Monero is an open source cryptocurrency that uses a special kind of cryptography to ensure transactions on its Blockchain are 100% unlinkable and untraceable. The cryptocurrency uses a public ledger to record transactions.
History of Monero
Nicolas Van Saberhagen is the attributed creator of the underlying protocol, CryptoNote, which powers Monero. A Bitcointalk forum user going by the name ‘thankful_for_today’ under the name BitMonero originally launched the cryptocurrency. It was later rebranded as Monero.
In 2014, the cryptocurrency came under attack as an unknown party exploited a flaw in the protocol, resulting in the creation of two sub-chains. The chains refused to recognize transactions on each other. CryptoNote, later on, released a patch to the flaw.
The privacy and security of Monero received a major boost on January 10, 2017, on the adoption of Gregory Maxwell’s algorithm confidential transactions. The algorithm made it possible to hide the amount that people transacted on the network.
Over 240 developers have contributed to the development of Monero Blockchain, including 30 core developers. The team constantly pushes the frontier on what can be done to improve on privacy and security.
How Monero Works
The digital currency uses ‘ring signatures’ and stealth addresses to ensure utmost privacy when it comes to the identity of senders and recipients. Ring signatures mix users keys with other public keys on Monero Blockchain to create a ‘ring’ of possible signers. It is thus impossible for other people to link a signature to a specific user.

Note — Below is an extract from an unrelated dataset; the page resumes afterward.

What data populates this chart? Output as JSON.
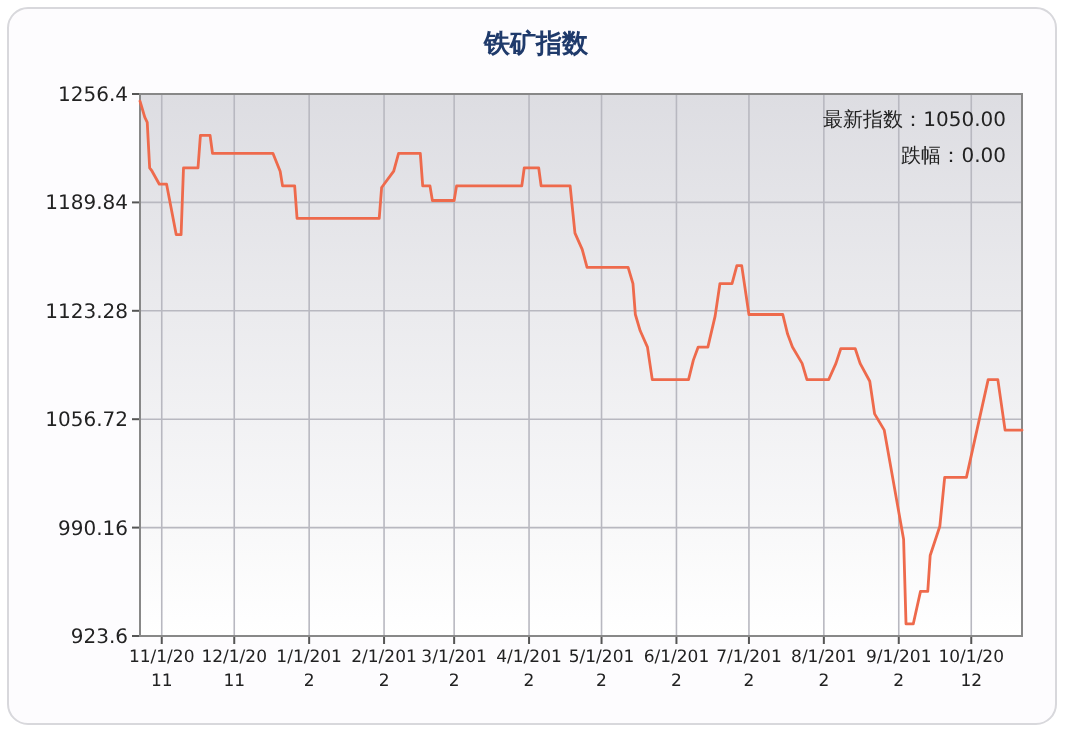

Monero mixes all coins used in transactions to help eliminate suspicion as to which senders and recipients are using them to send. Users also can keep their transaction history private. However, they can also choose to share them selectively.
Stealth addresses are also generated from time to time to enhance privacy on the Monero Blockchain. Addresses are usually generated each time a transaction is carried out. Recipients publish a single address as transactions they receive. This way, it is impossible to link a particular address to a given transaction.
Transactions carried out on Monero are confidential and untraceable. Every transaction prevents the seeing and receiving of addresses as well as transacted amounts as part of the network’s privacy measure.
Monero is also fungible which means each individual unit of a currency in the network can be substituted for another. Simply put, each coin on the Blockchain has equal value.
The untraceable nature of Monero coins means that no two coins can be distinguished from one another making them equal in the eyes of merchants.
How to Mine Monero
Monero is a Proof-of-Work cryptocurrency mined using computer power from a GPU or a CPU. Any computer can mine the digital currency, given that there is no ASICs for Monero. Mining Monero uses less electricity compared to other cryptocurrencies thus leading to lower temperatures and longer GPU card life cycles.
The digital currency can be mined in a pool or as a solo mining operation. Pool mining is for people who don’t have enough computational power to compete with larger miners. Pool mining allows users to combine their efforts in a bid to maximize results and achieve a steady flow of income for all involved. Solo mining, on the other hand, is for people who have enough hardware and space to run a competitive operation.
In addition to Mining, Monero can be bought using both fiat currencies and other cryptocurrencies in popular exchanges.
Just like other cryptocurrencies, Monero is the subject of increased volatility and has seen its price spike to new heights as demand increases more rapidly than supply. The price should continue to rise as Blockchain grows in popularity since Monero provides users with a uniquely high degree of privacy and anonymity.